Bioactivity Descriptors for in Vivo Toxicity Prediction: Now and the Future

Expert Opinion on Drug Metabolism & Toxicology
2024
Helmke Palle
Palle Helmke, Barbara Füzi, Gerhard F Ecker
https://doi.org/10.1080/17425255.2024.2334308
DOI: 10.1080/17425255.2024.2334308
PMID: 38530269
Keyword: Toxicity prediction; adverse events; biological fingerprints; chemical fingerprints; machine learning.

Abstract

Development of a new drug currently takes 10–12 years with costs of around 2 billion EUR. The two main reasons for failures comprise lack of efficacy and unforeseen toxicity. For the latter, a standard process pursued to minimize the risk is the so-called toxicological read across.

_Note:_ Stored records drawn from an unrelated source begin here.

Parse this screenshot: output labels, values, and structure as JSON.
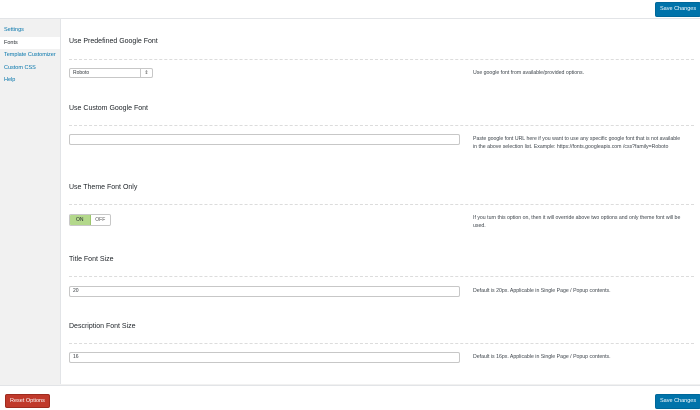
{
  "header": {
    "save_label": "Save Changes"
  },
  "sidebar": {
    "items": [
      {
        "label": "Settings",
        "active": false
      },
      {
        "label": "Fonts",
        "active": true
      },
      {
        "label": "Template Customizer",
        "active": false
      },
      {
        "label": "Custom CSS",
        "active": false
      },
      {
        "label": "Help",
        "active": false
      }
    ]
  },
  "sections": {
    "predefined_font": {
      "title": "Use Predefined Google Font",
      "selected": "Roboto",
      "arrow": "⇕",
      "description": "Use google font from available/provided options."
    },
    "custom_font": {
      "title": "Use Custom Google Font",
      "value": "",
      "description": "Paste google font URL here if you want to use any specific google font that is not available in the above selection list. Example: https://fonts.googleapis.com /css?family=Roboto"
    },
    "theme_font": {
      "title": "Use Theme Font Only",
      "on_label": "ON",
      "off_label": "OFF",
      "state": "ON",
      "description": "If you turn this option on, then it will override above two options and only theme font will be used."
    },
    "title_font_size": {
      "title": "Title Font Size",
      "value": "20",
      "description": "Default is 20px. Applicable in Single Page / Popup contents."
    },
    "description_font_size": {
      "title": "Description Font Size",
      "value": "16",
      "description": "Default is 16px. Applicable in Single Page / Popup contents."
    }
  },
  "footer": {
    "reset_label": "Reset Options",
    "save_label": "Save Changes"
  },
  "colors": {
    "primary": "#0073aa",
    "danger": "#c0392b",
    "toggle_on": "#b3d88b"
  }
}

Briefly, toxicologists query the available literature and databases for compounds, which are structurally similar to their development candidate in order to retrieve information on potential hazards. In addition, computational models might be applied which are either trained for a single protein, such as hERG or P-glycoprotein, or for a respective in vivo endpoint (cholestasis, steatosis, drug-induced liver injury (DILI), ….). In both cases, a proper ‘description’ of the compound of interest is key for the predictive ability of the models. In the following editorial, we will highlight a few general approaches for compound description with a focus on bioactivity-based characterization of compounds.